Benevolent that stance may sound, the Supreme Court had ruled that the existence of wage distortion does not by itself give rise to an obligation on the part of the employer to rectify it in the absence of a law that requires it, or is a matter of company practice, or is provided for in the collective bargaining agreement (CBA) between the company and its employees.
In the latter case, the union could demand the avoidance of wage distortion pursuant to the CBA’s grievance procedure; in case the issue is not resolved, the parties can resort to voluntary arbitration.
If the business does not have an organized union, the rule of thumb is for both sides to sit down and discuss a possible solution to the wage distortion. In the event of an impasse, the issue can be raised with the Department of Labor and Employment.

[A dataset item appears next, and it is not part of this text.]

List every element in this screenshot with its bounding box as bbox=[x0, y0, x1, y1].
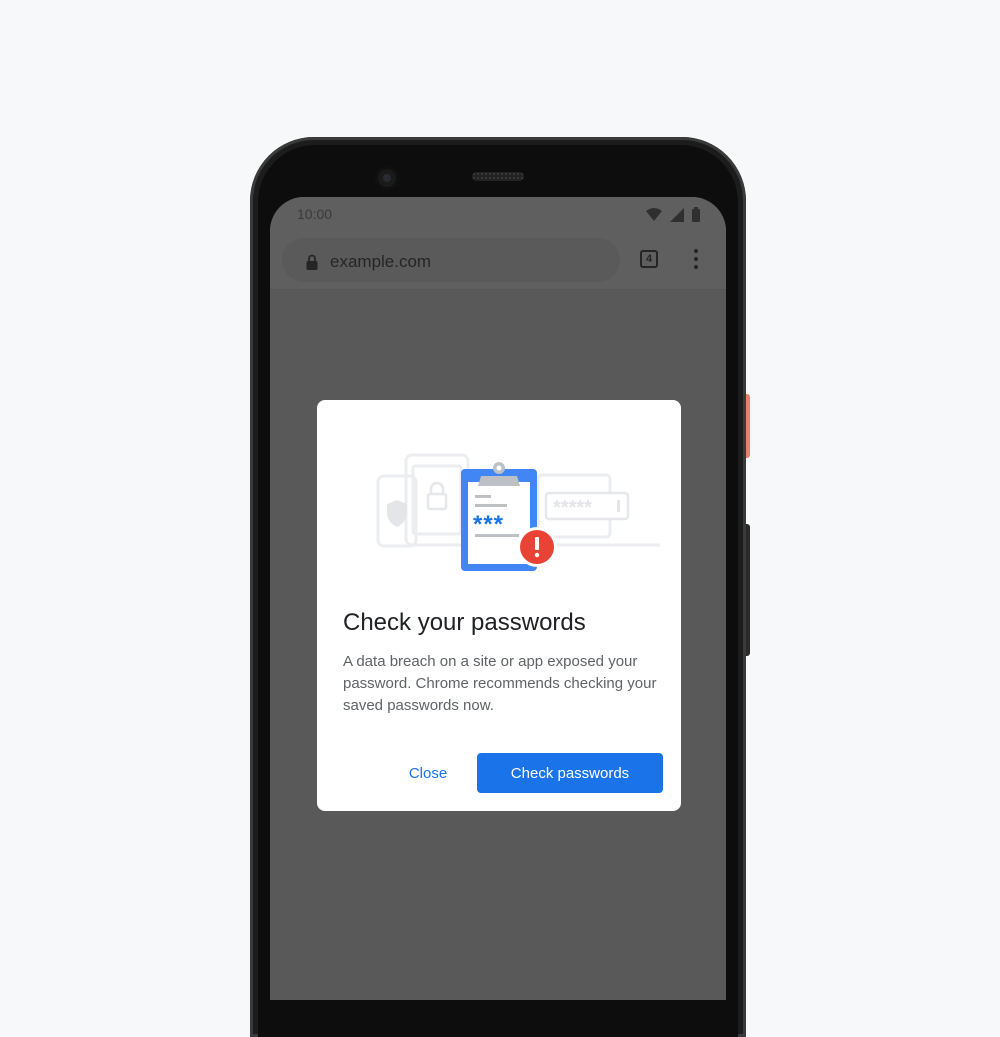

The procedures mentioned are aimed at giving employers who do not have the funds to rectify wage distortion the opportunity to explain its side in regard to its inability to correct it or to partly minimize its adverse effects on some or all the affected employees.
It is erroneous to claim that a mandated wage increase should have the effect of automatically increasing the wages of the rest of the employees by the same amount because that would be tantamount to an across-the-board increase which is not the intention of the wage order.
Thus, it would be up to the voluntary or compulsory arbitrator to determine whether or not the employer has justifiable grounds to refuse to correct the wage distortion. This would call for an objective review of the employer’s true financial condition.
And most important, he or she has to make sure that in ruling in favor of making upward adjustments in the wages of the affected employees in whatever manner, that directive would not result in the impairment of business operations or in serious losses to the employer as to compel him or her to close the business.
When the employer opts to throw in the towel for financial reasons, the employees (and their families) would be the ultimate losers.